Publication d'une circulaire en matière de justice pénale environnementale
Dans sa circulaire de politique pénale du 9 octobre adressée à l'ensemble des parquets, le garde des Sceaux vient préciser les moyens mis en œuvre pour donner au contentieux pénal environnemental au sein des juridictions une place à la hauteur des enjeux cruciaux qui sont les siens. Ce faisant, elle actualise les orientations de politique pénale autour du renforcement de la coordination de l’action administrative et judiciaire à travers le déploiement des comités opérationnels de lutte contre la délinquance environnementale (COLDEN), du renforcement de l’efficacité des enquêtes judiciaires traitant des atteintes à l’environnement et de la mise en œuvre d’une réponse pénale ferme et adaptée en cette matière.
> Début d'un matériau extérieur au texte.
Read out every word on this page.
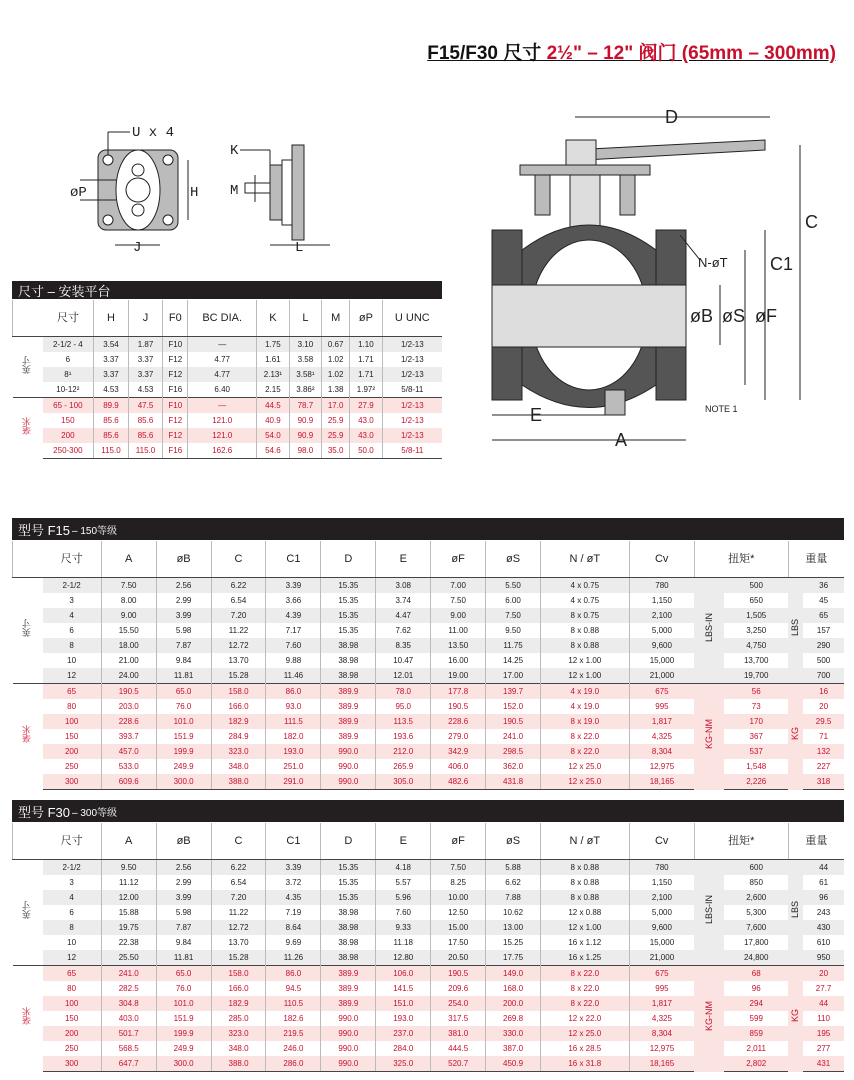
F15/F30 尺寸 2½" – 12" 阀门 (65mm – 300mm)
U x 4
øP	H
J
K
M
L
D
C
C1
N-øT
øB øS øF
E
A
NOTE 1
尺寸 – 安装平台
	尺寸	H	J	F0	BC DIA.	K	L	M	øP	U UNC
英寸	2-1/2 - 4	3.54	1.87	F10	—	1.75	3.10	0.67	1.10	1/2-13
	6	3.37	3.37	F12	4.77	1.61	3.58	1.02	1.71	1/2-13
	8¹	3.37	3.37	F12	4.77	2.13¹	3.58¹	1.02	1.71	1/2-13
	10-12²	4.53	4.53	F16	6.40	2.15	3.86²	1.38	1.97²	5/8-11
毫米	65 - 100	89.9	47.5	F10	—	44.5	78.7	17.0	27.9	1/2-13
	150	85.6	85.6	F12	121.0	40.9	90.9	25.9	43.0	1/2-13
	200	85.6	85.6	F12	121.0	54.0	90.9	25.9	43.0	1/2-13
	250-300	115.0	115.0	F16	162.6	54.6	98.0	35.0	50.0	5/8-11
型号 F15 – 150等级
	尺寸	A	øB	C	C1	D	E	øF	øS	N / øT	Cv	扭矩*		重量	
英寸	2-1/2	7.50	2.56	6.22	3.39	15.35	3.08	7.00	5.50	4 x 0.75	780	LBS-IN	500	LBS	36
	3	8.00	2.99	6.54	3.66	15.35	3.74	7.50	6.00	4 x 0.75	1,150		650		45
	4	9.00	3.99	7.20	4.39	15.35	4.47	9.00	7.50	8 x 0.75	2,100		1,505		65
	6	15.50	5.98	11.22	7.17	15.35	7.62	11.00	9.50	8 x 0.88	5,000		3,250		157
	8	18.00	7.87	12.72	7.60	38.98	8.35	13.50	11.75	8 x 0.88	9,600		4,750		290
	10	21.00	9.84	13.70	9.88	38.98	10.47	16.00	14.25	12 x 1.00	15,000		13,700		500
	12	24.00	11.81	15.28	11.46	38.98	12.01	19.00	17.00	12 x 1.00	21,000		19,700		700
毫米	65	190.5	65.0	158.0	86.0	389.9	78.0	177.8	139.7	4 x 19.0	675	KG-NM	56	KG	16
	80	203.0	76.0	166.0	93.0	389.9	95.0	190.5	152.0	4 x 19.0	995		73		20
	100	228.6	101.0	182.9	111.5	389.9	113.5	228.6	190.5	8 x 19.0	1,817		170		29.5
	150	393.7	151.9	284.9	182.0	389.9	193.6	279.0	241.0	8 x 22.0	4,325		367		71
	200	457.0	199.9	323.0	193.0	990.0	212.0	342.9	298.5	8 x 22.0	8,304		537		132
	250	533.0	249.9	348.0	251.0	990.0	265.9	406.0	362.0	12 x 25.0	12,975		1,548		227
	300	609.6	300.0	388.0	291.0	990.0	305.0	482.6	431.8	12 x 25.0	18,165		2,226		318
型号 F30 – 300等级
	尺寸	A	øB	C	C1	D	E	øF	øS	N / øT	Cv	扭矩*		重量	
英寸	2-1/2	9.50	2.56	6.22	3.39	15.35	4.18	7.50	5.88	8 x 0.88	780	LBS-IN	600	LBS	44
	3	11.12	2.99	6.54	3.72	15.35	5.57	8.25	6.62	8 x 0.88	1,150		850		61
	4	12.00	3.99	7.20	4.35	15.35	5.96	10.00	7.88	8 x 0.88	2,100		2,600		96
	6	15.88	5.98	11.22	7.19	38.98	7.60	12.50	10.62	12 x 0.88	5,000		5,300		243
	8	19.75	7.87	12.72	8.64	38.98	9.33	15.00	13.00	12 x 1.00	9,600		7,600		430
	10	22.38	9.84	13.70	9.69	38.98	11.18	17.50	15.25	16 x 1.12	15,000		17,800		610
	12	25.50	11.81	15.28	11.26	38.98	12.80	20.50	17.75	16 x 1.25	21,000		24,800		950
毫米	65	241.0	65.0	158.0	86.0	389.9	106.0	190.5	149.0	8 x 22.0	675	KG-NM	68	KG	20
	80	282.5	76.0	166.0	94.5	389.9	141.5	209.6	168.0	8 x 22.0	995		96		27.7
	100	304.8	101.0	182.9	110.5	389.9	151.0	254.0	200.0	8 x 22.0	1,817		294		44
	150	403.0	151.9	285.0	182.6	990.0	193.0	317.5	269.8	12 x 22.0	4,325		599		110
	200	501.7	199.9	323.0	219.5	990.0	237.0	381.0	330.0	12 x 25.0	8,304		859		195
	250	568.5	249.9	348.0	246.0	990.0	284.0	444.5	387.0	16 x 28.5	12,975		2,011		277
	300	647.7	300.0	388.0	286.0	990.0	325.0	520.7	450.9	16 x 31.8	18,165		2,802		431
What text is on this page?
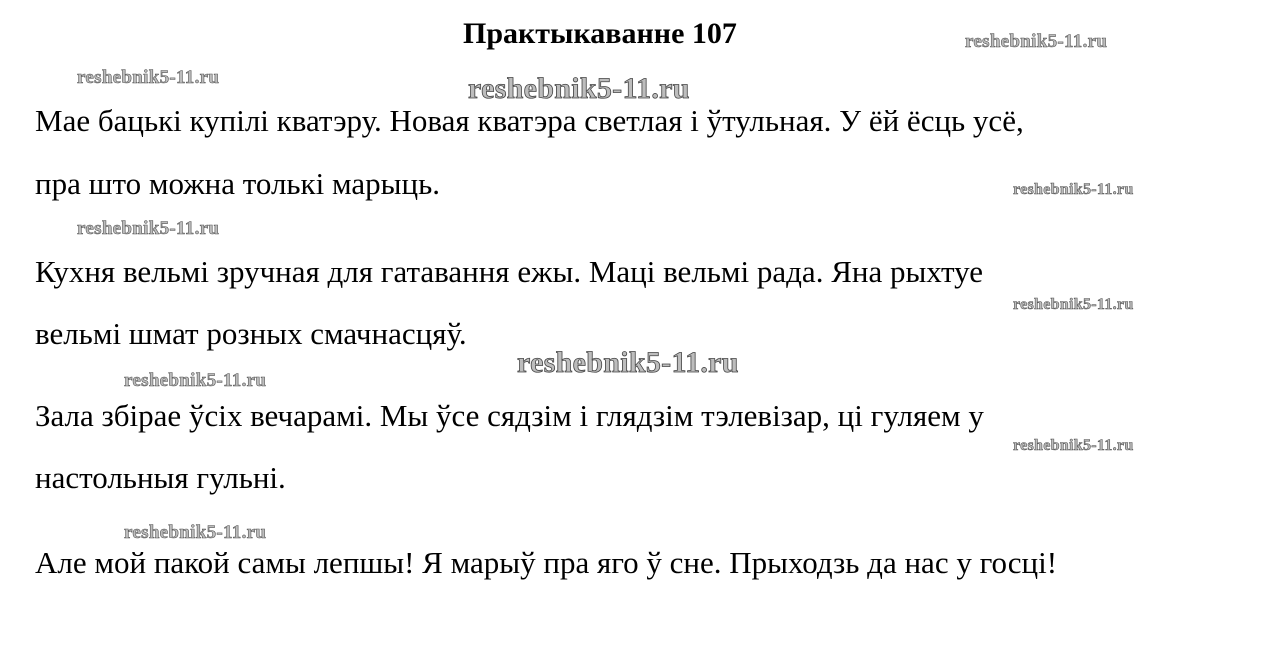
Практыкаванне 107
Мае бацькі купілі кватэру. Новая кватэра светлая і ўтульная. У ёй ёсць усё,
пра што можна толькі марыць.
Кухня вельмі зручная для гатавання ежы. Маці вельмі рада. Яна рыхтуе
вельмі шмат розных смачнасцяў.
Зала збірае ўсіх вечарамі. Мы ўсе сядзім і глядзім тэлевізар, ці гуляем у
настольныя гульні.
Але мой пакой самы лепшы! Я марыў пра яго ў сне. Прыходзь да нас у госці!
reshebnik5-11.ru
reshebnik5-11.ru	reshebnik5-11.ru
reshebnik5-11.ru
reshebnik5-11.ru
reshebnik5-11.ru
reshebnik5-11.ru
reshebnik5-11.ru
reshebnik5-11.ru
reshebnik5-11.ru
La circulaire aborde notamment le rôle des COLDEN et leur articulation avec les pôles régionaux environnementaux (PRE) dont elle entend faciliter le développement et précise l’implication et le rôle central du procureur de la République dans l’activité du COLDEN.
Elle insiste en outre sur la nécessité de développer des stratégies d’enquête adaptées qui permettent aux policiers d’intervenir en cosaisine avec des fonctionnaires et agents habilités des administrations spécialisées afin de disposer d’une expertise sur des contentieux environnementaux pointus qui nécessitent une connaissance de la matière spécifique et d’avoir une compréhension de la procédure dans sa globalité. À cet égard, figure en annexe de la circulaire un focus de la DAGC présentant les principaux acteurs en matière environnementale et exposant leurs périmètres d’intervention, missions et organisation ainsi qu'une fiche sur le contentieux particulier du dépôt sauvage, du trafic et du stockage illicite des déchets.
Afin de renforcer la répression en matière de criminalité environnementale, les parquets sont également priés, lorsque les conditions sont réunies, de relever l’existence de qualifications pénales assorties de la circonstance aggravante de bande organisée, celle-ci permettant de convoquer les techniques spéciales d’enquête du Code de procédure pénale (surveillance, infiltration, sonorisation, interception de correspondances, captation des données, sonorisation et fixation d’images des lieux privés) portant sur « la procédure applicable à la criminalité et à la délinquance organisées et aux crimes » ().
La circulaire prône également des actions de formation ciblées et étendues au service d’une « acculturation environnementale » à destination des magistrats et des fonctionnaires et agents des administrations spécialisées et rappelle le rôle à jouer du magistrat référent chargé du traitement du contentieux de l’environnement et investi au sein de chaque parquet et parquet général dans la mise en place de telles formations.
Concernant enfin la mise en œuvre d’une réponse pénale ferme et adaptée, la circulaire rappelle la nécessité de rechercher systématiquement la remise en état de l’environnement auquel il a été porté atteinte et la poursuite des auteurs réitérant ou ayant commis des atteintes graves.
Elle plaide également pour le développement du recours à la convention judiciaire d’intérêt public environnementale (CJIPE). L’opportunité pouvant s’apprécier en fonction de plusieurs critères : caractère spontané de la révélation des faits, degré de coopération en vue de la régularisation de la situation et / ou de la réparation du préjudice écologique, antécédents judiciaires – l’engagement de poursuites pénales devant être privilégié en cas de réitération de faits graves afin de donner toute sa dimension dissuasive à la condamnation publique recherchée. La circulaire insiste aussi sur l'information de la victime identifiée concernant la procédure de CJIPE en cours afin qu'elle puisse faire valoir son préjudice et des associations agréées du ressort qui souhaiteraient se porter partie civile. Elle précise que le cumul : versement d’une amende au Trésor public+ régularisation de la situation de la personne morale avec mise en place d’un programme de mise en conformité précis + réparation du préjudice écologique + indemnisation de la victime, doit, autant que faire se peut, être mobilisé.
La circulaire insiste aussi sur le caractère pédagogique que doit revêtir la réponse pénale pour les infractions de basse intensité (stages de citoyenneté à contenu spécialisé et mesures de travaux non rémunérés à vocation écologique).
En parallèle, au regard enfin des enjeux financiers souvent inhérents à ce contentieux et parce que « la rationalité économique doit s’inverser, et le coût d’un comportement négligent – voire sciemment attentatoire à la préservation de nos ressources et de notre patrimoine naturel – devenir prohibitif » , les parquets sont appelés, en sus des infractions en matière environnementale, et le cas échéant lorsque les procédures le justifieront, de relever de manière systématique les infractions de faux et d’usage de faux lorsqu’elles sont constituées, de rechercher si les faits sont en lien avec des infractions relatives au travail illégal, à l’escroquerie, au blanchiment ou à la corruption et de s'assurer de la réalisation d’enquêtes patrimoniales approfondies dans ces procédures et de la saisine de l’AGRASC.